We see it in posts all the time.. Which is better for kids in the long run? Obviously if the situations were perfect we could pick one or the other but facts are they change.. There is a huge difference in one marriage to another. I am a believer that you must exhaust every method with your spouse before you throw it away. I do believe there are certain things that should end a marriage like Affairs, Abuse whether drugs or physical.. These are marriage killers. Now if a divorce between both parties is both civil.. Then it might be ok for the children cause they would work together. Yet facts are either one or both parties are hurt. That causes conflict. I have a guy at work who had a rough marriage. He ended up in divorce and now sharing the custody of their one child.. The issues were never eseeing eye to eye. Now as they do this apart its worse cause the remarks have hurt feelings attached.. I hear it everyday from him. The daught knows this and has to be subject to it. It could be something like the husband and daughter go out to do something. The mother doesn't approve and they have a little spat between each other. Too me this is the same as if they were married. Plus you also teach them you can always run away when times get tough. Which I believe is why divorce is so high. My state used to have an 18 month cool off period before.. Now that was thrown out. I think that is wrong... 


As for staying together for the kids sake.. If the two parents do not work on their differences you are teaching them to be miserable and not show them a good family life together. Again it depends on how bad the marriage is.. If the parents are still civil and doing things together it can be alright.

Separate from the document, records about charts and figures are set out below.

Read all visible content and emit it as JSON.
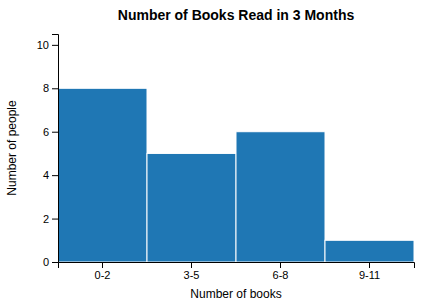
{
  "chart_data": {
    "type": "bar",
    "title": "Number of Books Read in 3 Months",
    "xlabel": "Number of books",
    "ylabel": "Number of people",
    "categories": [
      "0-2",
      "3-5",
      "6-8",
      "9-11"
    ],
    "values": [
      8,
      5,
      6,
      1
    ],
    "ylim": [
      0,
      10.5
    ],
    "yticks": [
      0,
      2,
      4,
      6,
      8,
      10
    ],
    "grid": false
  }
}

If they sleep in seperate bedrooms and don't do anything the kids pick up on that. Still at least both parents are in their kids life everyday. Both able to do what they want with them.. When they want too. So I guess what I am saying is people when they get married do not take their vows seriously. They say for better or worse but when the for worse piles up guess what happens. I would love to hear the opinions of others....


----------



## preso (May 1, 2009)

It would be better for the kids to be in neither situation, IDEALLY.. but life is far from ideal.
Would also be good if people didn't start having kids until married some time...
these days I see all kinds of situations, some women have kids, and no plans to marry. Many people have kids and marry for many different reasons, most of which are not good ones.

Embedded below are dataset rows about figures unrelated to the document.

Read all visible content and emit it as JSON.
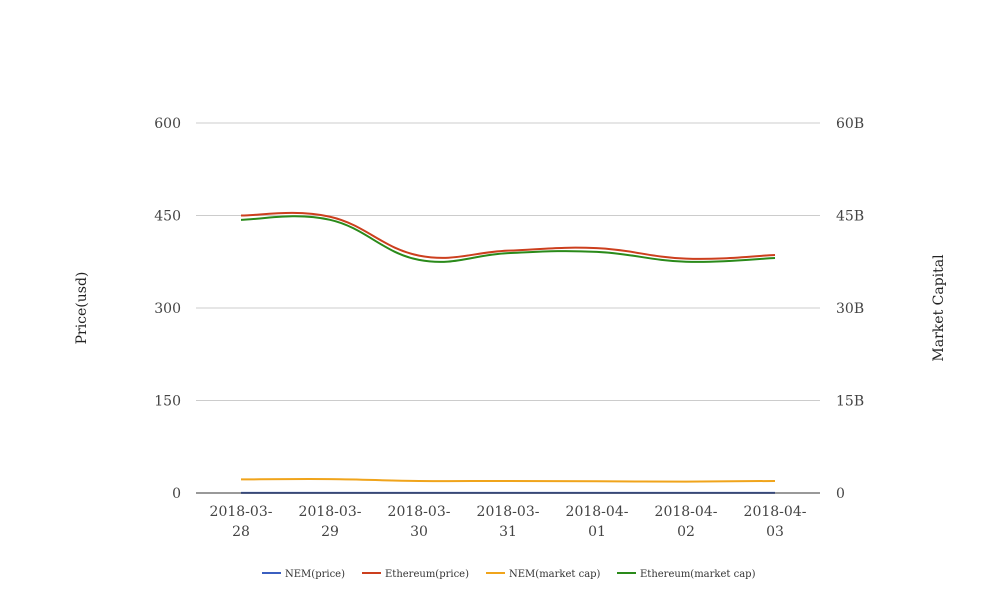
{
  "chart_data": {
    "type": "line",
    "title": "",
    "x": [
      "2018-03-28",
      "2018-03-29",
      "2018-03-30",
      "2018-03-31",
      "2018-04-01",
      "2018-04-02",
      "2018-04-03"
    ],
    "x_tick_labels": [
      [
        "2018-03-",
        "28"
      ],
      [
        "2018-03-",
        "29"
      ],
      [
        "2018-03-",
        "30"
      ],
      [
        "2018-03-",
        "31"
      ],
      [
        "2018-04-",
        "01"
      ],
      [
        "2018-04-",
        "02"
      ],
      [
        "2018-04-",
        "03"
      ]
    ],
    "y_left": {
      "label": "Price(usd)",
      "range": [
        0,
        600
      ],
      "ticks": [
        0,
        150,
        300,
        450,
        600
      ],
      "tick_labels": [
        "0",
        "150",
        "300",
        "450",
        "600"
      ]
    },
    "y_right": {
      "label": "Market Capital",
      "range": [
        0,
        60000000000
      ],
      "ticks": [
        0,
        15000000000,
        30000000000,
        45000000000,
        60000000000
      ],
      "tick_labels": [
        "0",
        "15B",
        "30B",
        "45B",
        "60B"
      ]
    },
    "grid": true,
    "legend_position": "bottom",
    "series": [
      {
        "name": "NEM(price)",
        "axis": "left",
        "color": "#3b5fc0",
        "values": [
          0.24,
          0.25,
          0.22,
          0.22,
          0.21,
          0.21,
          0.22
        ]
      },
      {
        "name": "Ethereum(price)",
        "axis": "right_scale_left",
        "axis_note": "",
        "color": "#cc3f1e",
        "values": [
          450,
          448,
          385,
          393,
          397,
          380,
          386
        ],
        "axis_side": "left"
      },
      {
        "name": "NEM(market cap)",
        "axis_side": "right",
        "color": "#f0a41b",
        "values": [
          2200000000,
          2250000000,
          1950000000,
          1950000000,
          1900000000,
          1850000000,
          1950000000
        ]
      },
      {
        "name": "Ethereum(market cap)",
        "axis_side": "right",
        "color": "#2a8a1a",
        "values": [
          44300000000,
          44300000000,
          37800000000,
          38900000000,
          39100000000,
          37500000000,
          38100000000
        ]
      }
    ]
  }
}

but of the 2 situations you listed, it would be better for the kids to have parents who divorced than live with parents who are dysfunctional people in a bad relationship.


----------



## Rhea (May 16, 2009)

preso said:


> but of the 2 situations you listed, it would be better for the kids to have parents who divorced than live with parents who are dysfunctional people in a bad relationship.


:iagree::iagree::iagree:


----------